The launch precedes by one day the decision of Facebook’s Oversight Board on whether to uphold its ban on the former president.
By Batya Jerenberg, World Israel News
Months after being banned from the biggest social media sites, former President Donald Trump unveiled Tuesday his own platform to broadcast his messaging.
Called “From the Desk of Donald J. Trump,” it will allow the Republican heavyweight to post videos, comments and images. The platform can be accessed via www.DonalFJTrump.com/desk.
An introductory clip posted Tuesday night called the space “a beacon of freedom” and “a place to speak freely and safely.” For now, though, the communications go only one way, as users cannot reply to his posts. They can help him bypass the ban on Facebook, Twitter, Snapchat, Instagram and YouTube by sharing his posts via their own accounts.
Facebook, however, will not allow any content that has “the voice of Donald Trump” in it, no matter who posts it. It has warned that accounts that try anyway will have “additional limitations” put on them.
Trump was thrown off the media giants’ sites after the Capitol Hill riots on Jan. 6, which the CEOs blamed on the former president. Facebook’s Mark Zuckerberg said at the time that they “believe the risks of allowing the President to continue to use our service during this period are simply too great.”
Twitter, where Trump had 88 million followers, banned him permanently, while YouTube said vaguely that it would reinstate Trump’s account when the threat of “real-world violence” is reduced.
Despite Zuckerberg’s statement, Facebook almost immediately turned to its newly established Oversight Board to make a binding decision on whether the suspension should be indefinite. The board’s ruling is expected Wednesday, and would also apply to Instagram, which Facebook bought in 2012.

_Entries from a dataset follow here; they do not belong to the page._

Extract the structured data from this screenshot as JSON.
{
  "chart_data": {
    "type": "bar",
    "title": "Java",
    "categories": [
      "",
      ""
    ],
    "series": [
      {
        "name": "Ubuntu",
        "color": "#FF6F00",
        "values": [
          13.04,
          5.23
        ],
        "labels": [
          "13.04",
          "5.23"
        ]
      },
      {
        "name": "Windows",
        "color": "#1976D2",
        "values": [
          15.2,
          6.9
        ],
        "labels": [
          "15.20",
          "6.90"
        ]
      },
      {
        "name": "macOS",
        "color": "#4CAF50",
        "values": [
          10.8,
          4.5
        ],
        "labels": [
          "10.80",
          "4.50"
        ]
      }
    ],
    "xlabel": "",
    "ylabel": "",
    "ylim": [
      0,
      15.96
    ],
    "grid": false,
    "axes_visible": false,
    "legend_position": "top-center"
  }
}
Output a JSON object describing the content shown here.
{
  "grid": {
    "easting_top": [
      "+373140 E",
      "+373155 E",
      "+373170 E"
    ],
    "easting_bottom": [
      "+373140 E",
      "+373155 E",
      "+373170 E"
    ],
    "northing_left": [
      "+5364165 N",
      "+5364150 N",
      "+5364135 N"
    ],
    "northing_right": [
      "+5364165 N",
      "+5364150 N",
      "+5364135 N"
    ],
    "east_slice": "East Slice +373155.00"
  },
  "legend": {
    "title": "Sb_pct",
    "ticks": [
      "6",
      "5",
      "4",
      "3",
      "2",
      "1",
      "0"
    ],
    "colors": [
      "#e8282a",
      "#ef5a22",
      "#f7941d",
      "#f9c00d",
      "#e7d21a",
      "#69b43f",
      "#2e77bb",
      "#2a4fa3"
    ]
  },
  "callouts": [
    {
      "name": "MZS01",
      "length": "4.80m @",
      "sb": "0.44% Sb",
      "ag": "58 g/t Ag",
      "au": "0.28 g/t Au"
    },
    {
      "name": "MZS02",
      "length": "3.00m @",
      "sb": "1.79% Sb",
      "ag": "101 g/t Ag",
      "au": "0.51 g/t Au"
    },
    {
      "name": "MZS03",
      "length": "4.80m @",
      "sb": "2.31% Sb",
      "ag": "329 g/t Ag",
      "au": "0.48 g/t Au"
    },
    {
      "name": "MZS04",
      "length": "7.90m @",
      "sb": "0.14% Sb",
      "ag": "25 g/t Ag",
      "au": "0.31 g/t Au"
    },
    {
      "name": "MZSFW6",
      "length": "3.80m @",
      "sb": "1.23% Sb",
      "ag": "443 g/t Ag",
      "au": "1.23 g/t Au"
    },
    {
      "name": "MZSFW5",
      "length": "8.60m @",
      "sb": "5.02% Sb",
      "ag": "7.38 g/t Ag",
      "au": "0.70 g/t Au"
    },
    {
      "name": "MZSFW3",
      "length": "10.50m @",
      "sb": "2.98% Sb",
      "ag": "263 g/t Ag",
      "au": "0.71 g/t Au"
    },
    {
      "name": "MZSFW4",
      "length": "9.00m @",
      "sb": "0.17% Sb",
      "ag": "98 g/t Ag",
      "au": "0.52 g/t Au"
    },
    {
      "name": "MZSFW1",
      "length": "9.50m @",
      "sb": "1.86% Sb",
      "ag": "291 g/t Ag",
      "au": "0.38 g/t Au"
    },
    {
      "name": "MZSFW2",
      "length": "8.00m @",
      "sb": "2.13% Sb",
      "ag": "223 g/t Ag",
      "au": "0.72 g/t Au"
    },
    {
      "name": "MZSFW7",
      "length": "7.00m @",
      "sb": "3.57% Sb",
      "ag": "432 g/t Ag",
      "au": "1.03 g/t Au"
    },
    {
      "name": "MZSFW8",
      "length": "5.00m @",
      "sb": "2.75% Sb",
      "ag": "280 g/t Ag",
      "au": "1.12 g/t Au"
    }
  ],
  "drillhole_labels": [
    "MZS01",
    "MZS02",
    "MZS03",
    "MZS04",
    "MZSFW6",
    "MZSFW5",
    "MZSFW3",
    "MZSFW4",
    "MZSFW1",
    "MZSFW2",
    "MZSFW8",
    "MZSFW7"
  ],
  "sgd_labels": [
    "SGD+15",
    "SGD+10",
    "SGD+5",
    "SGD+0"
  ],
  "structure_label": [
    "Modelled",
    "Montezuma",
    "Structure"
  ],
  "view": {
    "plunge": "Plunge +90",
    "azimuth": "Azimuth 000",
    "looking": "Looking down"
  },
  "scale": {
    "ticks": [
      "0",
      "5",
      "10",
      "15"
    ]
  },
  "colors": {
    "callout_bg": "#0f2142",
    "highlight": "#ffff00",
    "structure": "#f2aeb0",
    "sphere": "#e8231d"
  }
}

The independent quasi-judiciary has some 20 members, among them human and digital rights experts, judges and law professors, a quarter of them American. Speaking to Fox News Wednesday, Center for a New American Security fellow Kara Frederick said that five members are chosen at random to hear each case, and that their deliberations do not include hearing testimony from the subject of the ban. She criticized this aspect of the decision-making process as being inherently unfair.
Rulings are made by a majority vote of the panel.